Additionally, it’s important to consider how you’re going to nurture your prospects into leads. If you have the capacity to determine not only how strong a lead’s score is, but also what they need to move further through your funnel, you have a winning strategy. Therefore, your funnel should try to push leads to increase their score, not stay stagnant.

This most comes into play with lead relationships. If you have this data, you may want to implement different action plans (marketing funnels) based on the relationship. Additionally, you don’t want to send irrelevant nurturing campaigns to people with incompatible roles at their respective companies. This is an advanced strategy, but worth considering as you develop your lead scoring action plan.

Iterate, expand, explore on your lead scoring model

A lead scoring strategy is not a “one and done” undertaking. Your model should be an adaptable machine that grows with your company. Run regular check-ins to make sure it’s as effective as possible, and consider ways you can improve on your lead scoring process.

One of the best ways to implement a lead scoring system is through technology, as clearly the more data you try to score, the harder this gets. That’s why many companies choose to use predictive lead scoring, which harnesses the power of machine learning to calculate these numbers for you. This lets you analyze copious amounts of data much faster than even your best data scientists could.

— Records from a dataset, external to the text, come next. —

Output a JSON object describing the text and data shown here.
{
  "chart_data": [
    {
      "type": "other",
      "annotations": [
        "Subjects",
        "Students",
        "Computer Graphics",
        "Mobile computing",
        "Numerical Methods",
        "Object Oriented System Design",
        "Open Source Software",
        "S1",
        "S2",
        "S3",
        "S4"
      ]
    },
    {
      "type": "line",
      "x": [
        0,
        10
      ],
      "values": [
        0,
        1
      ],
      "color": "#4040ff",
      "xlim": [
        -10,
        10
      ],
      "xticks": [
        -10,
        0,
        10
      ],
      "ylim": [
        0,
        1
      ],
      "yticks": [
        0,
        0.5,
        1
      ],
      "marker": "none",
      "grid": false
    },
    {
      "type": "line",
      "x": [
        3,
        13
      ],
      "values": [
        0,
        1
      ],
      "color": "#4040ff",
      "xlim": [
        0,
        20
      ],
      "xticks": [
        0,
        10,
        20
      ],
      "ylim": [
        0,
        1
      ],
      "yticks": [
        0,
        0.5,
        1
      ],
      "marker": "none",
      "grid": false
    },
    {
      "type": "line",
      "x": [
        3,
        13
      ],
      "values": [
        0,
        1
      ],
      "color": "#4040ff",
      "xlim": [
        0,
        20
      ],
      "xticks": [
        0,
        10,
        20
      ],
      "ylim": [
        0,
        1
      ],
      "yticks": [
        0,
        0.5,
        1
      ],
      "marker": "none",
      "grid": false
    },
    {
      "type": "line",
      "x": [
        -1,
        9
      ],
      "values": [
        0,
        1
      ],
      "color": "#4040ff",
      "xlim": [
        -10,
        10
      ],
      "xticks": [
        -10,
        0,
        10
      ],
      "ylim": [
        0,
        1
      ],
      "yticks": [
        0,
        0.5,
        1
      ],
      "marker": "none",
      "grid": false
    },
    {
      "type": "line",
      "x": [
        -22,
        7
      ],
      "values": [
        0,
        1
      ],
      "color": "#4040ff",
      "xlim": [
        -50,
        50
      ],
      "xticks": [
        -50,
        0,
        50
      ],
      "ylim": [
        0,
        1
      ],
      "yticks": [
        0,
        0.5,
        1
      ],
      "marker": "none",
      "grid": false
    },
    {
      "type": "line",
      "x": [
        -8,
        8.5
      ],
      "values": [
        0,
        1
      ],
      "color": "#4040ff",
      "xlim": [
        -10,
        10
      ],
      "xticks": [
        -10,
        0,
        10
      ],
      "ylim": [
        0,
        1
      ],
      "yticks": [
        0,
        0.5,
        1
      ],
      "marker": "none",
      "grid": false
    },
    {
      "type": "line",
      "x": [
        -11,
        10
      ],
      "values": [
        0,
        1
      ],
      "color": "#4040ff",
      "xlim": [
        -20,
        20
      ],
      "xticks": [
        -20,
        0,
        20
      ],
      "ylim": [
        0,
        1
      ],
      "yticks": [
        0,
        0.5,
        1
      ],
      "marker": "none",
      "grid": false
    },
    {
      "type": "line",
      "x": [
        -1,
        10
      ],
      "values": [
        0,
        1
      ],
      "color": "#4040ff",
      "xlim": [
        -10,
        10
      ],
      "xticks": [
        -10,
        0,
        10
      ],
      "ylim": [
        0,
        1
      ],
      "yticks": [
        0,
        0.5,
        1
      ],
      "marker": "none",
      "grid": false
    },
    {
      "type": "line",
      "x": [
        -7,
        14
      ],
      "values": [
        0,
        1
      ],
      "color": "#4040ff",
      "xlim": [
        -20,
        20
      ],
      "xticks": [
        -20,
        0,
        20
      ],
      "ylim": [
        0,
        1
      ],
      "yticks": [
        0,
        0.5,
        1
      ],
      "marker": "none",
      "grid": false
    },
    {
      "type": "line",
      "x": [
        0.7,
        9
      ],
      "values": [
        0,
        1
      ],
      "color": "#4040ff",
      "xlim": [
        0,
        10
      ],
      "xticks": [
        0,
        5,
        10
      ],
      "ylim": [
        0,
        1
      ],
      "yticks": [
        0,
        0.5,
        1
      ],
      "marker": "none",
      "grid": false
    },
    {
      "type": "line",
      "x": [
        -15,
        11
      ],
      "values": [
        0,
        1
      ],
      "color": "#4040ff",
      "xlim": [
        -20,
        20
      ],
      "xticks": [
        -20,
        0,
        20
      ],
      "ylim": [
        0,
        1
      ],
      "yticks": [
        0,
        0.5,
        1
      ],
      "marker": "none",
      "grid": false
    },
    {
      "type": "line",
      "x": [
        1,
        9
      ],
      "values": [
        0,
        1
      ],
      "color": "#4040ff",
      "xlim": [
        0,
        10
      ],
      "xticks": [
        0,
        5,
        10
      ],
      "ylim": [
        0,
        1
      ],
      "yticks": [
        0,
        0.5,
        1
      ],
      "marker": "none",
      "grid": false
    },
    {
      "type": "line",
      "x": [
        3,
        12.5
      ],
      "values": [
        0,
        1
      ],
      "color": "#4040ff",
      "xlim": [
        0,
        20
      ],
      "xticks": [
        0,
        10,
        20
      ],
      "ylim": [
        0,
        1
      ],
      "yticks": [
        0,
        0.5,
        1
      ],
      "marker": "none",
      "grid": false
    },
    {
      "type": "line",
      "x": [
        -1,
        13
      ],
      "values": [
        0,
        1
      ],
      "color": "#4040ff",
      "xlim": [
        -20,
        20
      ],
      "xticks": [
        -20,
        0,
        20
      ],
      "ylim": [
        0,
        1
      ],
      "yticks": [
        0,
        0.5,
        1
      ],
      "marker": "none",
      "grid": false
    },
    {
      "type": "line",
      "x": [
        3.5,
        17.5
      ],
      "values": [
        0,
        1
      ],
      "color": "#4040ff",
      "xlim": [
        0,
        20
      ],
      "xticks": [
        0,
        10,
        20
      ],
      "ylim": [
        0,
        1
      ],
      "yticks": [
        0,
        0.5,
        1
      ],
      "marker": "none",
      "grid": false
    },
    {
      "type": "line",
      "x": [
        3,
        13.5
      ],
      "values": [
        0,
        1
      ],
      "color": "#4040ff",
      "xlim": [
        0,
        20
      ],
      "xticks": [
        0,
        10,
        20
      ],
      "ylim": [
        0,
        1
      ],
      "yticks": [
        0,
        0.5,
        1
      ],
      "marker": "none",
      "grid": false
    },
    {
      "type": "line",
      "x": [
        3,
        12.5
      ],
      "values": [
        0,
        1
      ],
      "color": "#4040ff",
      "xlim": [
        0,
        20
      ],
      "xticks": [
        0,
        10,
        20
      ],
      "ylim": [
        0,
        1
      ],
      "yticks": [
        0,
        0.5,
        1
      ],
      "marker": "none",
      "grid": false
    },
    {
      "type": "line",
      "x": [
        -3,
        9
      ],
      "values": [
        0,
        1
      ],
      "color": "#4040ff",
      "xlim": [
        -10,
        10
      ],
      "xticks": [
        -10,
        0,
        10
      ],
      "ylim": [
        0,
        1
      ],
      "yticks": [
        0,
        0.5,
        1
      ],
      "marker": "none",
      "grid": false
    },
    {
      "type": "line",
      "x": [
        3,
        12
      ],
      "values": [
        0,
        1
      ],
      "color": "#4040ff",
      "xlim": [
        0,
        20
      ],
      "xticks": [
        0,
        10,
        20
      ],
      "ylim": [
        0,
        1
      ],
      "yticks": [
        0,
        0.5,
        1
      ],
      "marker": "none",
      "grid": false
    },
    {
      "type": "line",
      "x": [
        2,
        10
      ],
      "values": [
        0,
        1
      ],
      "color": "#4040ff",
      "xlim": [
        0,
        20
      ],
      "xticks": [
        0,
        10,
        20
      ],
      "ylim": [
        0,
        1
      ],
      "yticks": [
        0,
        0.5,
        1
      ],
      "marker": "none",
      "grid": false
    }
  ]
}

Many of these AI-powered lead scoring systems also help automate lead nurturing efforts. While these save heaps of time and the stress of calculating this all yourself, it’s important to understand how manual lead scoring works, particularly as you decide what data to track and feed to the predictive lead scoring service, and how to best integrate them as part of your workflow.

A winning lead scoring model: the big picture

Ultimately, successful implementation of lead scoring can improve your campaigns and marketing efforts and maximize the efficiency of your funnel. Plus, it aligns your marketing and sales teams by turning them into a cohesive machine that is more than the sum of its parts.

While the specific formula and methodology may differ based on your company and ideal customer profile, lead scoring is a key element to any scalable sales and marketing strategy.